Consider eg. the "crawler" case. You crawl a website, you store web pages as documents in Elasticsearch. It's tempting to use the URL as the ID — after all, it's guaranteed to be unique, and it has semantics about it, so you can easily eg. cross-reference it from another index. But I think the temptation is misguided: it would be much better to compute eg. a SHA256 checksum of the URL, and use it as the document ID for retrieval and cross-reference. The full URL can be then a property of the document, possibly with different analyzers for different features (search vs aggregations, etc). While Elasticsearch doesn't really care about the value for ID, using something like a checksum has a nice side-effect eg. for all the various utilities which dump an index into a set of plain-text files, where the values would have to be encoded/decoded again otherwise.

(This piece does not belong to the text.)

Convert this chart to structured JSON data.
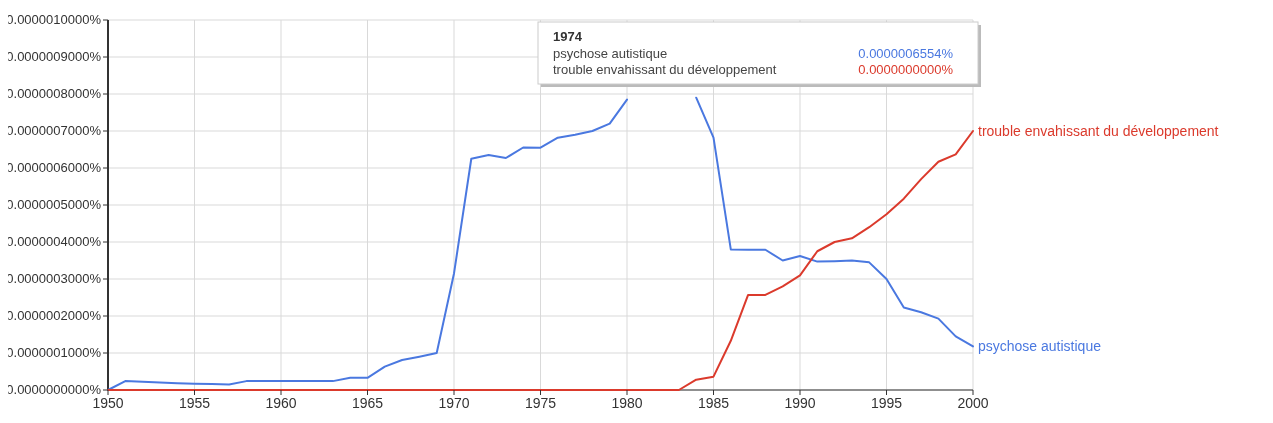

So all in all, I'd keep this issue open, so we can revisit it in future, and I would suggest to use a checksum for the file path in your particular use case no matter how the implementation will end up.

engvik commented 5 years ago

Hi,

I've ran into the same issue I guess. I can index with IDs containing a / using .Bulk, but are not able to retrieve them with .Get.

Previously we've built the queries ourselves and used the ElasticSearch's REST API, but in the process of rewriting an app to Go we decided to test the client.

Are there any plans to fix this or should we go back to using the REST API directly?

engvik commented 5 years ago

Actually, after I've slept on it, I think we would have no issues with changing the IDs to not have a slash in them.

karmi commented 5 years ago

[... writing a comment as your last one arrived ... :)]

Hi, it's definitely something to be solved one way or another — I just haven't yet decided in which particular way (see my reasoning above...)

I think that the clients provides a lot of features, compared to using a "bare bones" HTTP approach, so I'm not entirely sure if handling the IDs should be the reason to use one over the other?

(...) I think we would have no issues with changing the IDs to not have a slash in them

Glad to hear that! To be honest, when I was thinking about the possible use cases, I've always came to a conclusion that using some kind of fingerprint of the value (SHA1, ...) is a much more robust approach. But it's entirely possible I'm missing some use case where that isn't true, so very curious about different approaches!

DeadlySurgeon commented 4 years ago

I know that I'm pretty late, but Is this an issue for the other ElasticSearch SDKs? If it isn't and the other SDKs escape the slash (or other nasties), then this should be fixed to keep consistency between languages.

zakk4223 commented 4 years ago

I know it's not an issue with Ruby SDK. I just ran into this issue myself and was surprised I was using the same ids in ruby vs go and getting different results.

I probably should convert to using a not-path as the id though.

technige commented 11 months ago

This is an old issue that has been investigated multiple times, but there exists no simple solution. Suggestion is to use the workaround of escaping the URL yourself.